Species of gastropod

Cymbiola deshayesii is a species of sea snail, a marine gastropod mollusk in the family Volutidae, the volutes.

==Description==
(Original description in Latin) The shell is ovately oblong, becoming contracted toward the base and twisted backward. Its base color is a pale flesh-white, encircled by two very broad bands marbled with vermilion-pink. It is covered in a thin, fleeting epidermis (periostracum). The spire is rather short and adorned with large, vivid vermilion-pink spots, while the apex is very largely and obtusely papillary and yellowish in hue.

The whorls are slightly concave at the top. The body whorl is very frequently angular and bears tubercles at the angle; these tubercles are somewhat descending in form.

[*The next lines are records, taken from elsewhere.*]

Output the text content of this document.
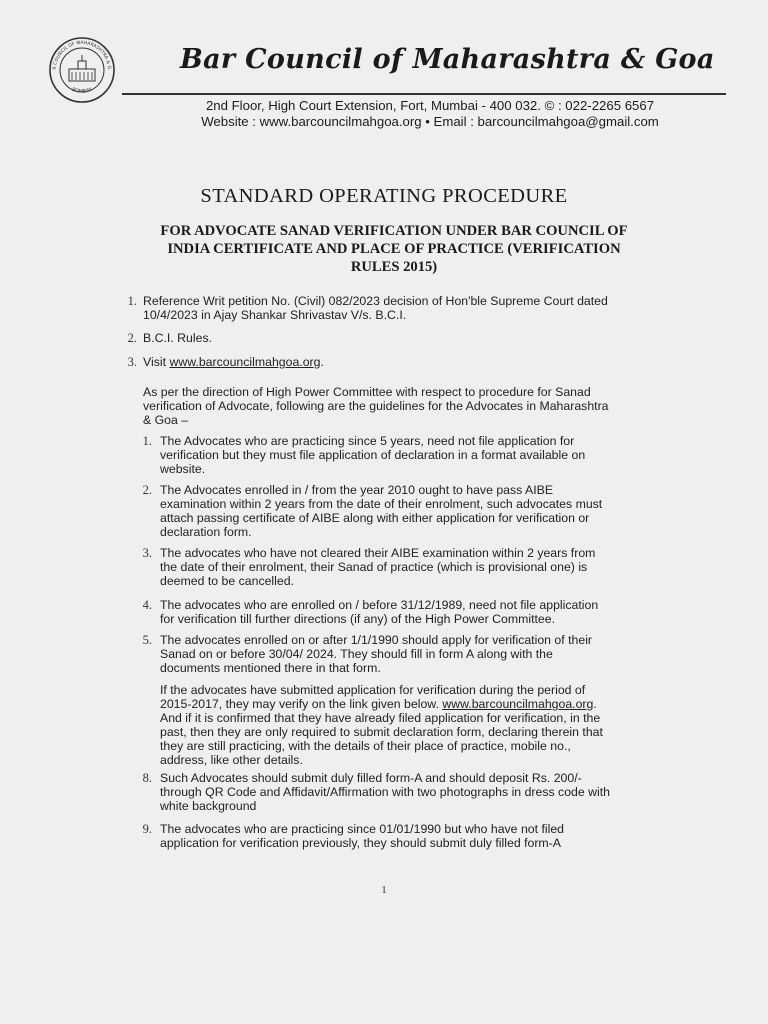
R COUNCIL OF MAHARASHTRA & G
BOMBAY
Bar Council of Maharashtra & Goa
2nd Floor, High Court Extension, Fort, Mumbai - 400 032. © : 022-2265 6567
Website : www.barcouncilmahgoa.org • Email : barcouncilmahgoa@gmail.com
STANDARD OPERATING PROCEDURE
FOR ADVOCATE SANAD VERIFICATION UNDER BAR COUNCIL OF INDIA CERTIFICATE AND PLACE OF PRACTICE (VERIFICATION RULES 2015)
1. Reference Writ petition No. (Civil) 082/2023 decision of Hon'ble Supreme Court dated
10/4/2023 in Ajay Shankar Shrivastav V/s. B.C.I.
2. B.C.I. Rules.
3. Visit www.barcouncilmahgoa.org.
As per the direction of High Power Committee with respect to procedure for Sanad
verification of Advocate, following are the guidelines for the Advocates in Maharashtra
& Goa –
1. The Advocates who are practicing since 5 years, need not file application for
verification but they must file application of declaration in a format available on
website.
2. The Advocates enrolled in / from the year 2010 ought to have pass AIBE
examination within 2 years from the date of their enrolment, such advocates must
attach passing certificate of AIBE along with either application for verification or
declaration form.
3. The advocates who have not cleared their AIBE examination within 2 years from
the date of their enrolment, their Sanad of practice (which is provisional one) is
deemed to be cancelled.
4. The advocates who are enrolled on / before 31/12/1989, need not file application
for verification till further directions (if any) of the High Power Committee.
5. The advocates enrolled on or after 1/1/1990 should apply for verification of their
Sanad on or before 30/04/ 2024. They should fill in form A along with the
documents mentioned there in that form.
If the advocates have submitted application for verification during the period of
2015-2017, they may verify on the link given below. www.barcouncilmahgoa.org.
And if it is confirmed that they have already filed application for verification, in the
past, then they are only required to submit declaration form, declaring therein that
they are still practicing, with the details of their place of practice, mobile no.,
address, like other details.
8. Such Advocates should submit duly filled form-A and should deposit Rs. 200/-
through QR Code and Affidavit/Affirmation with two photographs in dress code with
white background
9. The advocates who are practicing since 01/01/1990 but who have not filed
application for verification previously, they should submit duly filled form-A
1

The columella is quadriplicate, featuring four very strong, somewhat square, and transverse folds. The aperture is somewhat contracted and displays an orange-flesh color.

==Distribution==
Cymbiola deshayesii have been found in the waters surrounding several south-Pacific island groups, most frequently associated with the waters surrounding New Caledonia. The current findings suggest a range from Pacific islands east of the Philippines to small island chains just off the coast of north-eastern Australia (Queensland and the Coral Sea). They are mostly found at depths of 40 to 50 meters on sandy substrates near coral reefs. It is becoming increasingly rare in its natural habitat due to fishing pressure and its value in the shell trade.